If you wanted to communicate with jjshell privately without anybody else having an opinion, you should have sent a PM.  You posted in a public forum that had been ongoing...and pretty much resolved before you jumped in and started telling us how hip you are.

You are an amateur.  You're new on this site.   And....you're a student.   Learn.


----------



## Linton Robinson (Oct 28, 2007)

By the way, what happened to ol' jj, anyway?


----------



## Wallmaker (Oct 29, 2007)

Lin,

JJ isn't here anymore and lazerbeak has given a simplified answer. (Thank you, Lazerbeak.)

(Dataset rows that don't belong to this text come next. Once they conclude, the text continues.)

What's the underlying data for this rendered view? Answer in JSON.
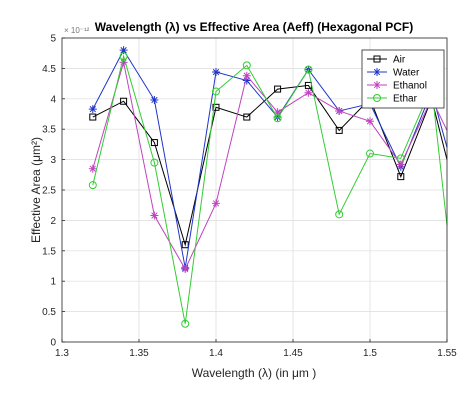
{
  "chart_data": {
    "type": "line",
    "title": "Wavelength (λ) vs Effective Area (Aeff) (Hexagonal PCF)",
    "xlabel": "Wavelength (λ) (in μm )",
    "ylabel": "Effective Area (μm²)",
    "y_exponent_label": "× 10⁻¹²",
    "xlim": [
      1.3,
      1.55
    ],
    "ylim": [
      0,
      5
    ],
    "xticks": [
      "1.3",
      "1.35",
      "1.4",
      "1.45",
      "1.5",
      "1.55"
    ],
    "yticks": [
      "0",
      "0.5",
      "1",
      "1.5",
      "2",
      "2.5",
      "3",
      "3.5",
      "4",
      "4.5",
      "5"
    ],
    "grid": true,
    "legend_position": "top-right",
    "x": [
      1.32,
      1.34,
      1.36,
      1.38,
      1.4,
      1.42,
      1.44,
      1.46,
      1.48,
      1.5,
      1.52,
      1.54,
      1.55
    ],
    "series": [
      {
        "name": "Air",
        "color": "#000000",
        "marker": "square",
        "values": [
          3.7,
          3.96,
          3.28,
          1.6,
          3.86,
          3.7,
          4.16,
          4.22,
          3.48,
          4.0,
          2.72,
          4.0,
          3.0
        ]
      },
      {
        "name": "Water",
        "color": "#1f35c9",
        "marker": "star",
        "values": [
          3.83,
          4.8,
          3.98,
          1.22,
          4.44,
          4.3,
          3.7,
          4.48,
          3.8,
          3.92,
          2.88,
          4.12,
          3.2
        ]
      },
      {
        "name": "Ethanol",
        "color": "#c042c0",
        "marker": "star",
        "values": [
          2.85,
          4.6,
          2.08,
          1.2,
          2.28,
          4.38,
          3.78,
          4.1,
          3.8,
          3.63,
          2.92,
          4.0,
          3.48
        ]
      },
      {
        "name": "Ethar",
        "color": "#33cc33",
        "marker": "circle",
        "values": [
          2.58,
          4.7,
          2.95,
          0.3,
          4.12,
          4.55,
          3.68,
          4.48,
          2.1,
          3.1,
          3.02,
          4.2,
          1.92
        ]
      }
    ]
  }
}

I'm not here to make you sound ignorant and I'm not here to be petty. You're right, I'm new here to this particular forum, I didn't expect to be challenged and accused of a bandwith of ???? marks when I tried to simply explain myself. All of this doesn't matter exteremely much, but the reason I was specific is because a specific question was asked and there were several different answers... infact the one you quite rudely discredited from Mammamia happened to be (in my opinion) the better answer.

Perhaps I should have PMed him, or maybe I foolishly thought it would be helpful for the next person who had a similar question. By saying this is for JJshell, not you Lin, it was for any guy or gal who had such a question. Since you already have your answer, it's not really oriented to you.

I don't understand what being a student or an "amatuer" has to do with anything or why you have labelled me such. Being a contest winner, the last time I checked, doesn't boost a person into professional status. I realize I know nothing about your actual body of work, but you don't know about mine either. I certainly don't condescend to you for being a writer/criminal, nor do I whip out my "creds" to prove my authority over trivial matters.

But maybe that will make you treat me as a member of the forum? Not just a sophomoric know it all? Is that what it takes? Proof I have earned my right to be an asshole? Sure, I can do that if you PM me. 

Micheal Arndt was a script reader for years and said it was an incredible education. And now he has little Miss Sunshine. You seem to make a great deal of assumptions and hope that perhaps I don't know enough so I can't counter you. I don't shitcan a lot of scripts, you go to each one with hope in your heart that you aren't wasting your time. What I said early was just the bottom line: a script is poorly formatted and hard to read, I have to toss it. I'm not even talking content here, but often it follows.

It's probably best if you have any more personal attacks to send my way, to just PM me to let this post die. I probably should PM you this, but the chances of you reading it might be nil. Since it seems you like to have the last words on a post, my chances increase by posting it in this thread.

Cheers,
Kay


----------



## Linton Robinson (Oct 29, 2007)

I've been a professional writer for decades.
I have a TV series in development by two fairly well known producers.

Read back...the insults pretty well started when you decided to start throwing the word "ignorant" around because you didn't agree.   So don't whine.

Like I said...you're an amateur, and a student.   If you try to come off as a know-it-all you're going to look bad and people are going to chafe you.  That's not just true on this forum:   there are lots of very high-level forums devoted mostly to screenwriting.  If you don't know they are, ask.   But if you go into them telling everybody they don't know anything about film because they're not still in school, they will give you a hard time.


----------



## jjshell (Nov 1, 2007)

I'm not gone, just following the interesting discussion.


----------



## Linton Robinson (Nov 1, 2007)

See what you started


----------



## Linton Robinson (Nov 1, 2007)

I think you can see some rationales here, and that there is some wiggle room on format, not cast in stone.  
Keep reading scripts, writing scripts and you reach a point where you don't have to worry about it anymore.


----------



## jjshell (Nov 4, 2007)

It's a great thread, thanks to all the parties


----------